The changes of document will be available but the changes trails will be audited.
Auditing trial conduct will be carried out by Beijing Inruida Pharmaceutical Technology
Co., Ltd.(Social unified code: 91110105MA00H1U54L), and the during process will be
independent from investigators and the sponsor. All personnel involved in data entry
and management sign a confidentiality agreement to prevent data leakage and the participant’s
personal information will be fully protected. Original CRF will be kept for 5 years
after the end of this trials.
Adverse events (AEs)
Adverse events are defined as accidents or any signs of discomfort, symptoms or diseases.

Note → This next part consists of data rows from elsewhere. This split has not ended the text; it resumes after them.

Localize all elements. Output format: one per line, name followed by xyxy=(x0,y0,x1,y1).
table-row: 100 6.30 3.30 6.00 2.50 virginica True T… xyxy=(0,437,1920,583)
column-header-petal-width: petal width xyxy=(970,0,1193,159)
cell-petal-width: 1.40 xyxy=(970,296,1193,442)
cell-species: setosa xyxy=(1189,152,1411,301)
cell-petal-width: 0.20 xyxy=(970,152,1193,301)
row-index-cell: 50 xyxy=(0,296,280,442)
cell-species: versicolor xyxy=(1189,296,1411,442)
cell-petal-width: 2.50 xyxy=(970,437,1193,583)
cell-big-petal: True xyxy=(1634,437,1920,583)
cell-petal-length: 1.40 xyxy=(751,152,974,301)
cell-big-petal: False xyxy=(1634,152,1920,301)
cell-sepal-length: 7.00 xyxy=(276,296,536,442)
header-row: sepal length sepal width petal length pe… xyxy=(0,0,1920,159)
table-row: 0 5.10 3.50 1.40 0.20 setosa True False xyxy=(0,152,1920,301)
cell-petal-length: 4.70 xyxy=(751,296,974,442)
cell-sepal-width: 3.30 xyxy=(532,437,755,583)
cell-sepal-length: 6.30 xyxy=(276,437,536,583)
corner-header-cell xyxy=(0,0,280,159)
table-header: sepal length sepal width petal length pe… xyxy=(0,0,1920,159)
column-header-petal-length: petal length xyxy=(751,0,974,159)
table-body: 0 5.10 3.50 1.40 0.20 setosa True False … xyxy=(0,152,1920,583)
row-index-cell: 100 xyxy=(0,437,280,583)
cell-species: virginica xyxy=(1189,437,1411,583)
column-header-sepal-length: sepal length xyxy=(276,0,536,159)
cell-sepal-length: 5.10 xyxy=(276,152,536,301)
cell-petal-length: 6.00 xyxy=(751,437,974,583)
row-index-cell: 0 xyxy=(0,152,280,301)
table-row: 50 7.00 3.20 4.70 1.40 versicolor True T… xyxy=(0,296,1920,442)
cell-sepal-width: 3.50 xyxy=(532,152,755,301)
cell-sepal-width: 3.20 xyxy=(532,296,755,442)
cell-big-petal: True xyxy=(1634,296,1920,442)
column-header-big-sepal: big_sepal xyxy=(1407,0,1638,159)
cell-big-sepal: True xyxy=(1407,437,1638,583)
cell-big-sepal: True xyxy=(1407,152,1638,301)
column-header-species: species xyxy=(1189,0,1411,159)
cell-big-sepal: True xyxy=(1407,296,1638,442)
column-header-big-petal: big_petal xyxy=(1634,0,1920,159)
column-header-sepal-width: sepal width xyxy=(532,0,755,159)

These adverse events include hypertensive emergencies, bleeding, hematoma, syncope,
severe pain and local infection. If any adverse events occur during the observation
period, all details should be written down on the CRF, and the clinical research must
report the adverse events to the research leader, sponsor, the ethics committee within
24 hours. Ethics committee need to give treatment advices according to the corresponding
Sample size calculation
There was an superiority trial between group B(treatment with Cozaar and placebo of
SQG) and group C(treatment with SQG and Cozaar), and there was an non-inferiority
trial between the group A(treatment with SQG and placebo of Cozaar) and group B(treatment
with Cozaar and placebo of SQG). The sample size was estimated based on clinical research
literature and preliminary clinical basis of blood pressure and FMD of hypertensive
subjects. Given a type-Ⅰ error rate of α=0.05 and a type-Ⅱ error rate of β=0.2. The
effective rate of the group C was estimated at 90%, and the group B at 70%. The calculation
result was 78 patients each group by PASS 11 software, 156 patients for three groups.

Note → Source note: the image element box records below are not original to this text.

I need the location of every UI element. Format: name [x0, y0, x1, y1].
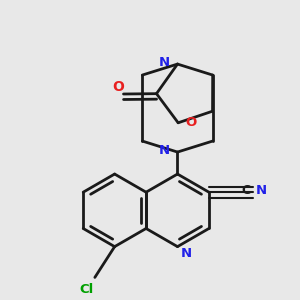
Text: O: O [186, 116, 197, 129]
Text: N: N [159, 144, 170, 157]
Text: O: O [112, 80, 124, 94]
Text: C: C [242, 184, 251, 197]
Text: N: N [256, 184, 267, 197]
Text: N: N [159, 56, 170, 69]
Text: Cl: Cl [79, 284, 93, 296]
Text: N: N [181, 247, 192, 260]
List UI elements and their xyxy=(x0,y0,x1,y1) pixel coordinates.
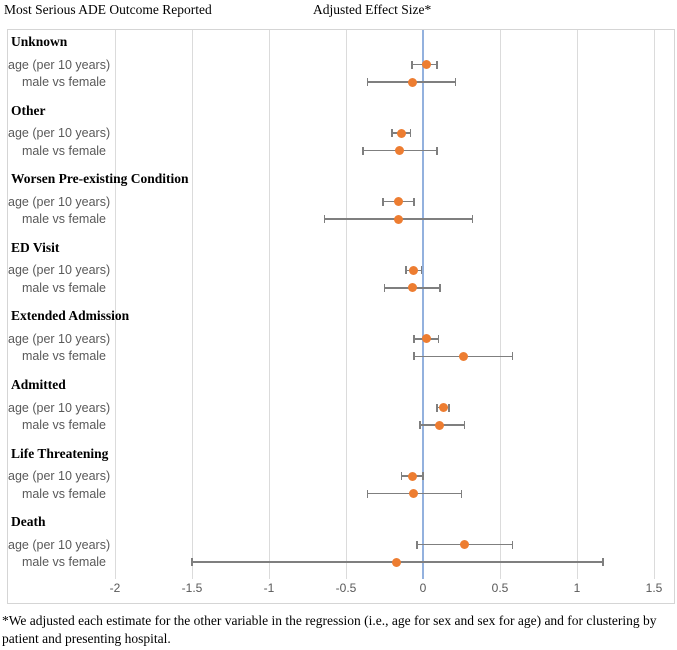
error-bar-cap-left xyxy=(382,197,384,206)
group-header: Admitted xyxy=(11,377,66,392)
row-label: male vs female xyxy=(21,212,106,227)
axis-tick-label: -1 xyxy=(263,581,275,595)
error-bar-cap-right xyxy=(413,197,415,206)
error-bar-cap-right xyxy=(409,129,412,138)
row-label: male vs female xyxy=(21,349,106,364)
point-marker xyxy=(435,420,445,430)
error-bar-cap-left xyxy=(366,489,369,498)
error-bar-cap-right xyxy=(436,146,438,155)
row-label: age (per 10 years) xyxy=(8,537,111,552)
row-label: male vs female xyxy=(21,486,106,501)
point-marker xyxy=(392,557,402,567)
point-marker xyxy=(421,60,431,69)
gridline xyxy=(576,30,578,579)
point-marker xyxy=(407,283,417,293)
axis-tick-label: 0.5 xyxy=(491,581,509,595)
axis-tick-label: -0.5 xyxy=(335,581,357,595)
row-label: age (per 10 years) xyxy=(8,126,111,141)
group-header: ED Visit xyxy=(11,239,60,255)
row-label: male vs female xyxy=(21,418,106,432)
error-bar-cap-right xyxy=(460,489,463,498)
error-bar-cap-right xyxy=(436,60,438,69)
row-label: male vs female xyxy=(21,555,106,570)
footnote: *We adjusted each estimate for the other… xyxy=(2,613,657,646)
group-header: Extended Admission xyxy=(11,308,130,324)
error-bar-cap-left xyxy=(416,540,418,549)
point-marker xyxy=(438,403,448,412)
error-bar-cap-left xyxy=(366,78,369,86)
error-bar-cap-left xyxy=(419,421,421,429)
point-marker xyxy=(458,351,468,361)
row-label: age (per 10 years) xyxy=(8,469,111,484)
point-marker xyxy=(409,489,419,499)
error-bar-cap-right xyxy=(420,266,423,275)
zero-reference-line xyxy=(422,30,424,579)
point-marker xyxy=(460,540,470,550)
group-header: Unknown xyxy=(11,34,68,49)
error-bar-cap-right xyxy=(422,472,424,481)
group-header: Worsen Pre-existing Condition xyxy=(11,171,189,187)
error-bar-cap-left xyxy=(436,403,438,412)
gridline xyxy=(268,30,270,579)
error-bar-cap-right xyxy=(439,283,441,292)
gridline xyxy=(653,30,655,579)
error-bar-cap-right xyxy=(511,540,514,549)
error-bar-cap-right xyxy=(454,78,457,86)
gridline xyxy=(114,30,116,579)
point-marker xyxy=(409,265,419,275)
error-bar-cap-left xyxy=(383,283,386,292)
point-marker xyxy=(407,77,417,87)
row-label: male vs female xyxy=(21,75,106,89)
group-header: Life Threatening xyxy=(11,445,109,461)
axis-tick-label: 1.5 xyxy=(645,581,663,595)
axis-tick-label: 1 xyxy=(573,581,581,595)
figure-title-left: Most Serious ADE Outcome Reported xyxy=(4,2,212,17)
axis-tick-label: -2 xyxy=(109,581,121,595)
point-marker xyxy=(395,146,405,156)
row-label: age (per 10 years) xyxy=(8,57,111,72)
point-marker xyxy=(407,471,417,481)
error-bar-cap-right xyxy=(511,352,514,361)
axis-tick-label: 0 xyxy=(419,581,427,595)
point-marker xyxy=(396,128,406,138)
row-label: male vs female xyxy=(21,280,106,295)
error-bar-cap-left xyxy=(391,129,393,138)
error-bar-cap-left xyxy=(405,266,407,275)
group-header: Death xyxy=(11,514,46,530)
point-marker xyxy=(421,334,431,344)
error-bar-cap-left xyxy=(411,60,413,69)
point-marker xyxy=(393,197,403,207)
error-bar-cap-left xyxy=(400,472,403,481)
error-bar-cap-right xyxy=(471,215,474,224)
axis-tick-label: -1.5 xyxy=(181,581,203,595)
error-bar-cap-left xyxy=(323,215,326,224)
error-bar-cap-left xyxy=(413,334,415,343)
plot-area: -2 -1.5 -1 -0.5 0 0.5 1 1.5 Unknown age (per 10 y… xyxy=(7,29,675,604)
gridline xyxy=(345,30,347,579)
gridline xyxy=(191,30,193,579)
error-bar-cap-right xyxy=(448,403,450,412)
row-label: age (per 10 years) xyxy=(8,331,111,346)
error-bar-cap-right xyxy=(602,558,604,567)
row-label: age (per 10 years) xyxy=(8,194,111,209)
error-bar-cap-left xyxy=(191,558,193,567)
gridline xyxy=(499,30,501,579)
row-label: male vs female xyxy=(21,143,106,158)
group-header: Other xyxy=(11,102,46,118)
row-label: age (per 10 years) xyxy=(8,263,111,278)
error-bar-cap-right xyxy=(437,334,440,343)
error-bar-cap-left xyxy=(362,146,364,155)
point-marker xyxy=(393,214,403,224)
error-bar-cap-right xyxy=(463,421,466,429)
row-label: age (per 10 years) xyxy=(8,400,111,415)
figure-title-right: Adjusted Effect Size* xyxy=(313,2,432,17)
error-bar-cap-left xyxy=(413,352,415,361)
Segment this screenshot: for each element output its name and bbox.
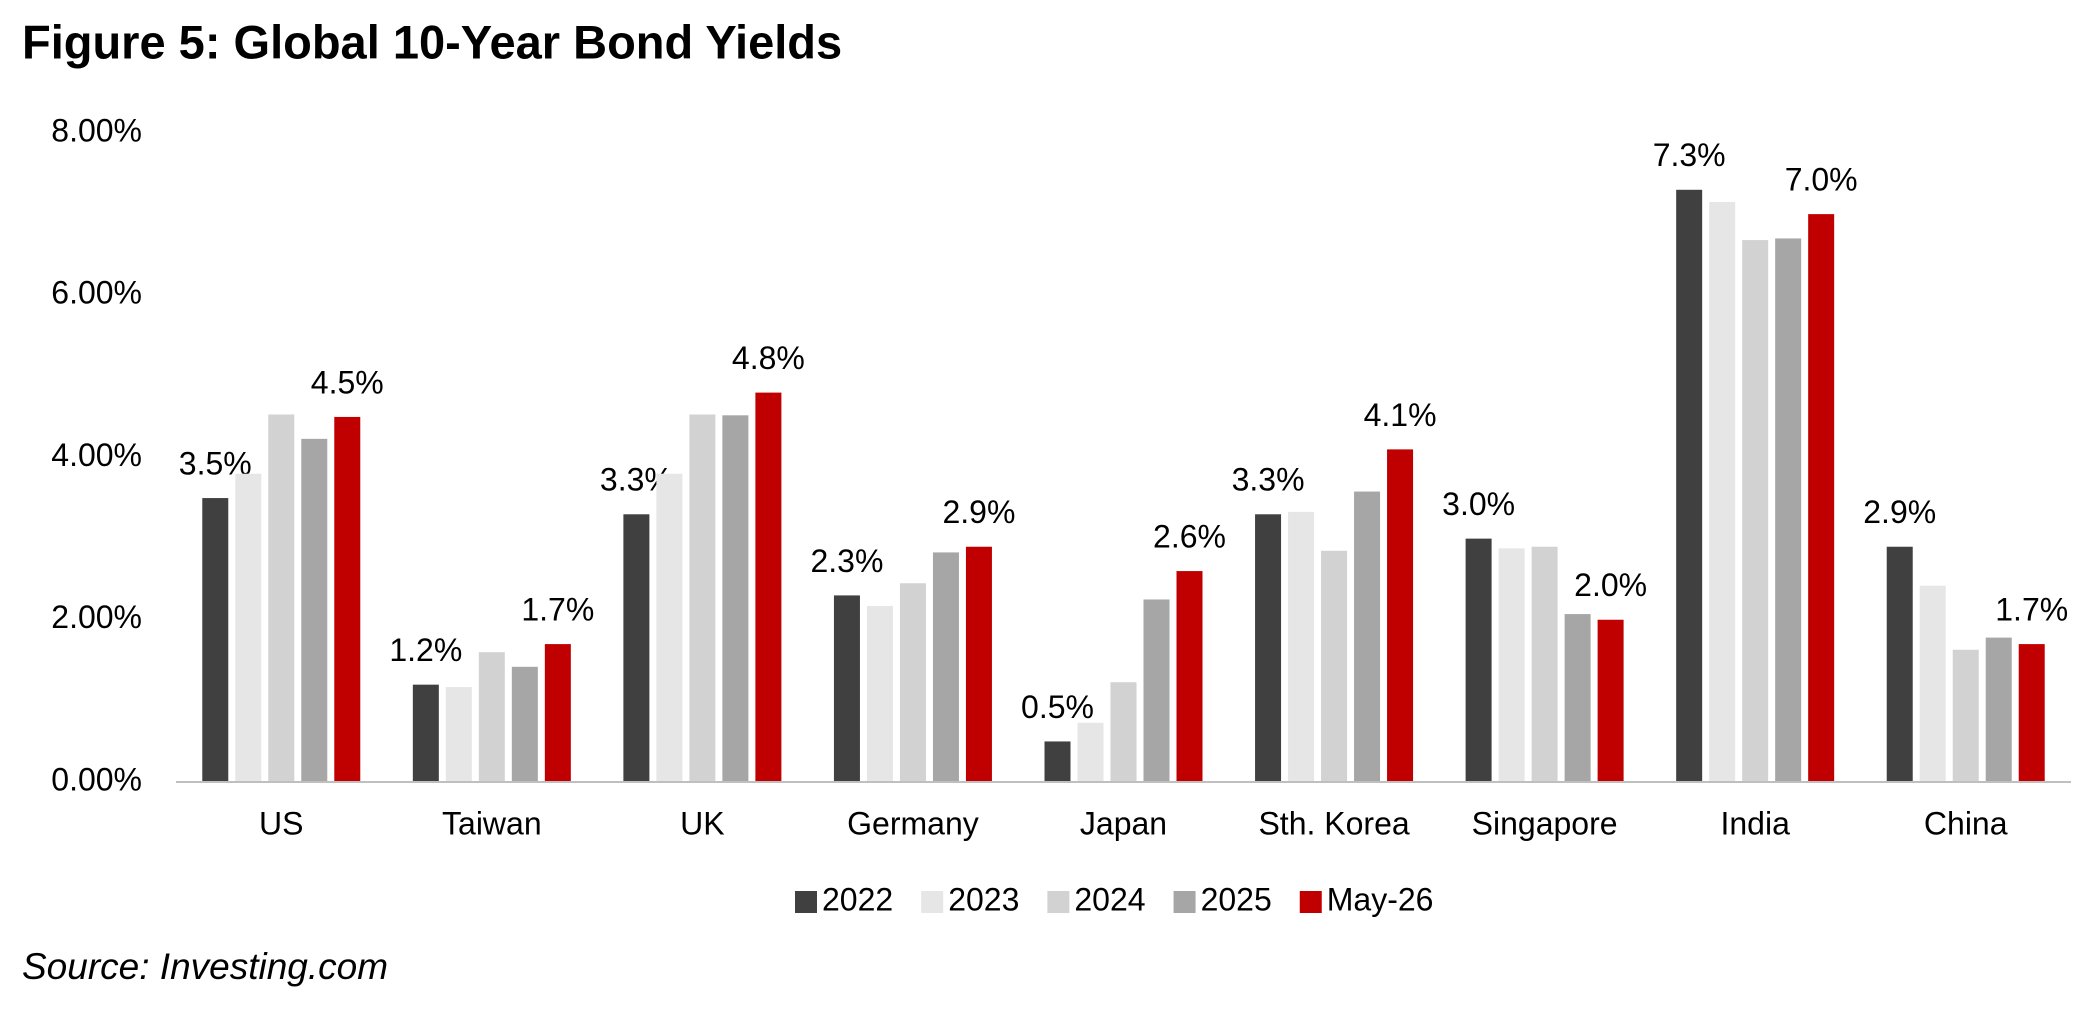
bar	[1985, 637, 2012, 782]
x-tick-label: China	[1924, 805, 2008, 841]
bar	[235, 473, 262, 782]
bar	[1597, 619, 1624, 782]
bar	[1110, 682, 1137, 782]
bar	[2018, 644, 2045, 782]
bar	[1564, 614, 1591, 782]
bar	[755, 392, 782, 782]
bar	[544, 644, 571, 782]
bar	[623, 514, 650, 782]
legend-swatch	[1173, 891, 1196, 913]
x-tick-label: Japan	[1080, 805, 1167, 841]
bar	[1465, 538, 1492, 782]
legend-swatch	[795, 891, 817, 913]
bar	[1321, 550, 1348, 782]
legend-label: May-26	[1327, 881, 1434, 917]
bar	[1288, 511, 1315, 782]
bar	[301, 438, 328, 782]
data-label: 4.8%	[732, 340, 805, 376]
data-label: 3.0%	[1442, 486, 1515, 522]
bar	[689, 414, 716, 782]
data-label: 7.3%	[1653, 137, 1726, 173]
bar	[1886, 546, 1913, 782]
data-label: 2.0%	[1574, 567, 1647, 603]
bar	[1775, 238, 1802, 782]
legend-swatch	[1299, 891, 1322, 913]
data-label: 3.3%	[1232, 462, 1305, 498]
bar	[445, 687, 472, 782]
legend-label: 2024	[1074, 881, 1145, 917]
data-label: 2.9%	[1863, 494, 1936, 530]
bar	[412, 684, 439, 782]
bar	[511, 666, 538, 782]
legend-swatch	[1047, 891, 1070, 913]
bar	[268, 414, 295, 782]
bar	[1709, 201, 1736, 783]
source-note: Source: Investing.com	[22, 946, 388, 987]
bar	[1044, 741, 1071, 782]
y-tick-label: 6.00%	[51, 275, 142, 311]
bar	[1919, 585, 1946, 782]
bar	[932, 552, 959, 782]
data-label: 1.2%	[389, 632, 462, 668]
legend-label: 2022	[822, 881, 893, 917]
bar	[899, 583, 926, 782]
bar	[1952, 649, 1979, 782]
data-label: 1.7%	[1995, 592, 2068, 628]
bar	[965, 546, 992, 782]
y-tick-label: 2.00%	[51, 599, 142, 635]
data-label: 1.7%	[521, 592, 594, 628]
bar	[1143, 599, 1170, 782]
data-label: 2.9%	[942, 494, 1015, 530]
x-tick-label: Singapore	[1472, 805, 1618, 841]
y-tick-label: 4.00%	[51, 437, 142, 473]
x-tick-label: Taiwan	[442, 805, 542, 841]
y-tick-label: 0.00%	[51, 761, 142, 797]
legend-swatch	[921, 891, 944, 913]
bar	[866, 605, 893, 782]
bar	[833, 595, 860, 782]
data-label: 4.1%	[1364, 397, 1437, 433]
x-tick-label: UK	[680, 805, 724, 841]
bar	[334, 416, 361, 782]
bar	[722, 415, 749, 782]
x-tick-label: India	[1720, 805, 1790, 841]
x-tick-label: US	[259, 805, 303, 841]
y-tick-label: 8.00%	[51, 112, 142, 148]
x-tick-label: Germany	[847, 805, 979, 841]
bar	[1354, 491, 1381, 782]
legend-label: 2023	[948, 881, 1019, 917]
data-label: 2.3%	[810, 543, 883, 579]
data-label: 2.6%	[1153, 519, 1226, 555]
data-label: 4.5%	[311, 364, 384, 400]
chart-title: Figure 5: Global 10-Year Bond Yields	[22, 15, 842, 68]
bar	[656, 473, 683, 782]
bar	[1077, 722, 1104, 782]
data-label: 0.5%	[1021, 689, 1094, 725]
bar	[1676, 189, 1703, 783]
bar	[202, 498, 229, 782]
bar	[1742, 240, 1769, 782]
bar	[1808, 214, 1835, 782]
bar	[1498, 548, 1525, 782]
legend-label: 2025	[1201, 881, 1272, 917]
bar	[1387, 449, 1414, 782]
bar	[478, 652, 505, 782]
x-tick-label: Sth. Korea	[1258, 805, 1409, 841]
bar	[1255, 514, 1282, 782]
data-label: 7.0%	[1785, 162, 1858, 198]
bar	[1176, 571, 1203, 782]
bar	[1531, 546, 1558, 782]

After considering the expulsion rate and the requirement of minimum case number of
the GCP(A randomized controlled clinical trial requires at least 100 patients each
group). We estimated 100 patients in group B and group C. Group A will become an exploratory
trail with the above two groups, 100 patients initially identified. Above all, we
decided to recruit 300 patients during the trail.

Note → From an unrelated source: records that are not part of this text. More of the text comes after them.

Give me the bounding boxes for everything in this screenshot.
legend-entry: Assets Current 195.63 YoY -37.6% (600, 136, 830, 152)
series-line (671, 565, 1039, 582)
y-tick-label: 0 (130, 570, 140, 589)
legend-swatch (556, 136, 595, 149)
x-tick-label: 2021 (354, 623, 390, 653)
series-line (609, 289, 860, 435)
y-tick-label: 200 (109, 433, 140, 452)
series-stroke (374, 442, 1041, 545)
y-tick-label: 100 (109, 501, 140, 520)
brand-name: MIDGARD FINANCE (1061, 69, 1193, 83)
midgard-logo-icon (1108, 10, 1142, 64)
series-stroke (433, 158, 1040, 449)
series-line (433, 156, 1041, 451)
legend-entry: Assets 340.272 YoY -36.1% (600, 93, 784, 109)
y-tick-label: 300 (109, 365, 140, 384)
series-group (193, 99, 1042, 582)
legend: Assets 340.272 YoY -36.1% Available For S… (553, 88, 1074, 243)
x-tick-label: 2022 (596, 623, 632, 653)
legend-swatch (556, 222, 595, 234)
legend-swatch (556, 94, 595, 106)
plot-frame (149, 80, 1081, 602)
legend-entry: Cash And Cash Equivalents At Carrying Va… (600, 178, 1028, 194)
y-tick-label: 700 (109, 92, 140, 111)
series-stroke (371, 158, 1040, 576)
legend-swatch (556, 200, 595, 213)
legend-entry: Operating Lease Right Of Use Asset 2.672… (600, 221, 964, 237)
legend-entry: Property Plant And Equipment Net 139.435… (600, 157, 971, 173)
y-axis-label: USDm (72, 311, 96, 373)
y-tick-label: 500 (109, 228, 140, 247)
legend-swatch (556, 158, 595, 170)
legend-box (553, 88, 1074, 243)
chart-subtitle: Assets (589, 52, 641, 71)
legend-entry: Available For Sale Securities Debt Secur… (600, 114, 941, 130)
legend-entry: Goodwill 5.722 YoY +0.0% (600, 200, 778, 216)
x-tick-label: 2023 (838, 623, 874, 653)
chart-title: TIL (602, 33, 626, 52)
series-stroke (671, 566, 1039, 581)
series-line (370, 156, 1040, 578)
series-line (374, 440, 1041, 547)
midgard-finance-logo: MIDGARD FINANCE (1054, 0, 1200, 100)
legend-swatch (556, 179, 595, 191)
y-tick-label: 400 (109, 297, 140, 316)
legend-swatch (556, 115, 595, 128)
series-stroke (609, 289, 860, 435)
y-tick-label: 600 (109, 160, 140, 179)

Data entry and management will be completed by an independent data administrator to
ensure data accuracy. A professional statistician will perform the data analysis for
the results. We will use the intent-to-treat principle to analyze the efficacy and
safety of SQG. For continuous variables, the independent two-sample Student’s t test
will be used for comparisons between the two study groups, and the paired test will
be used for intra-group comparisons. The χ2 test will be used for categorical variables.
When continuous data distribution is not normal, the Wilcoxon test will be used. P
< 0.05 is considered to be statistically significant, and all tests are two-tailed.